# Uncertainty Principle

In quantum mechanics, the Heisenberg uncertainty principle states a fundamental limit on the accuracy with which certain pairs of physical properties of a particle, such as position and momentum, can be simultaneously known. In layman’s terms, the more precisely one property is measured, the less precisely the other can be controlled, determined, or known.

In his Nobel Laureate speech, Max Born said:

…To measure space coordinates and instants of time, rigid measuring rods and clocks are required. On the other hand, to measure momenta and energies, devices are necessary with movable parts to absorb the impact of the test object and to indicate the size of its momentum. Paying regard to the fact that quantum mechanics is competent for dealing with the interaction of object and apparatus, it is seen that no arrangement is possible that will fulfill both requirements simultaneously…

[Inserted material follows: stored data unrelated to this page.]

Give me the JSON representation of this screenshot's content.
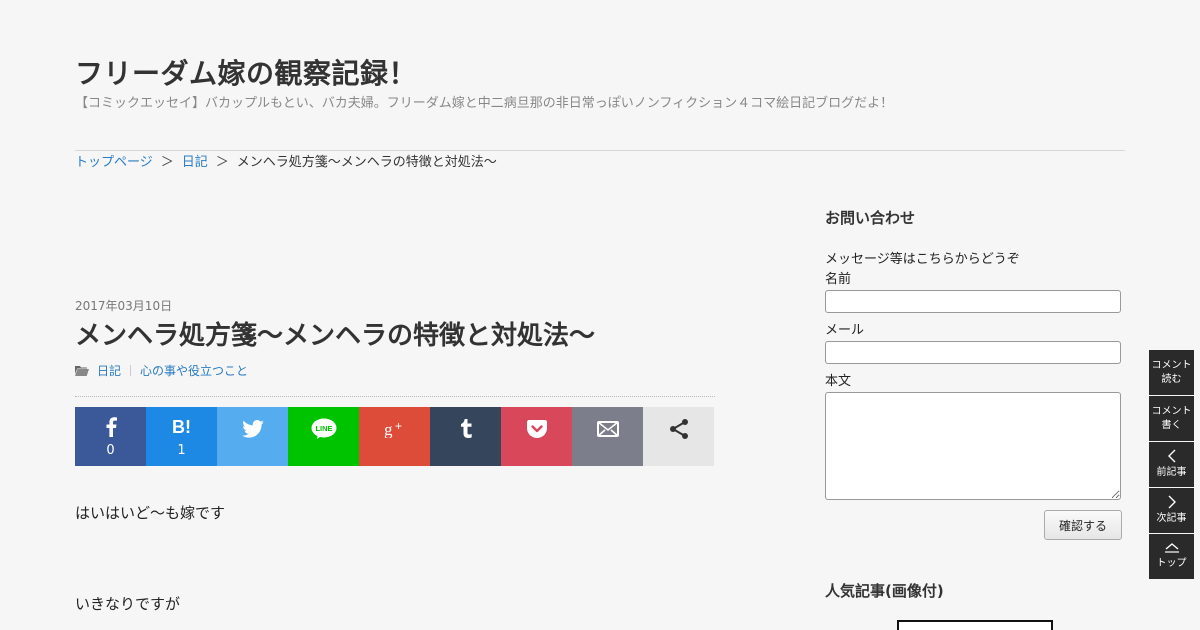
{
  "header": {
    "title": "フリーダム嫁の観察記録！",
    "description": "【コミックエッセイ】バカップルもとい、バカ夫婦。フリーダム嫁と中二病旦那の非日常っぽいノンフィクション４コマ絵日記ブログだよ！"
  },
  "breadcrumb": {
    "home": "トップページ",
    "sep1": "＞",
    "category": "日記",
    "sep2": "＞",
    "current": "メンヘラ処方箋～メンヘラの特徴と対処法～"
  },
  "post": {
    "date": "2017年03月10日",
    "title": "メンヘラ処方箋～メンヘラの特徴と対処法～",
    "categories": [
      "日記",
      "心の事や役立つこと"
    ],
    "paragraphs": [
      "はいはいど～も嫁です",
      "いきなりですが"
    ]
  },
  "share": {
    "facebook_count": "0",
    "hatena_label": "B!",
    "hatena_count": "1",
    "line_label": "LINE"
  },
  "sidebar": {
    "contact_title": "お問い合わせ",
    "contact_intro": "メッセージ等はこちらからどうぞ",
    "name_label": "名前",
    "mail_label": "メール",
    "body_label": "本文",
    "confirm_label": "確認する",
    "popular_title": "人気記事(画像付)"
  },
  "float_nav": {
    "read_comments": [
      "コメント",
      "読む"
    ],
    "write_comment": [
      "コメント",
      "書く"
    ],
    "prev": "前記事",
    "next": "次記事",
    "top": "トップ"
  },
  "colors": {
    "facebook": "#3b5998",
    "hatena": "#1e88e5",
    "twitter": "#55acee",
    "line": "#00c300",
    "googleplus": "#dd4b39",
    "tumblr": "#35465c",
    "pocket": "#d9475a",
    "mail": "#7c7e8c",
    "link": "#2a7bc4"
  }
}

Published by Werner Heisenberg in 1927, the uncertainty principle was a monumental discovery in the early development of quantum theory. It implies that it is impossible to simultaneously measure the present position while also determining the future motion of a particle, or of any system small enough to require quantum mechanical treatment. Intuitively, the principle can be understood by considering a typical measurement of a particle. It is impossible to determine both momentum and position by means of the same measurement, as indicated by Born above. Assume that its initial momentum has been accurately calculated by measuring its mass, the force applied to it, and the length of time it was subjected to that force. Then to measure its position after it is no longer being accelerated would require another measurement to be done by scattering light or other particles off of it. But each such interaction will alter its momentum by an unknown and indeterminable increment, degrading our knowledge of its momentum while augmenting our knowledge of its position. So Heisenberg argues that every measurement destroys part of our knowledge of the system that was obtained by previous measurements. The uncertainty principle states a fundamental property of quantum systems, and is not a statement about the observational success of current technology.

The principle states specifically that the product of the uncertainties in position and momentum is always equal to or greater than one half of the reduced Planck constant ħ, which is defined as the re-scaling h/(2π) of the Planck constant h. Mathematically, the uncertainty relation between position and momentum arises because the expressions of the wavefunction in the two corresponding bases are Fourier transforms of one another (i.e., position and momentum are conjugate variables). In the mathematical formulation of quantum mechanics, any non-commuting operators are subject to similar uncertainty limits.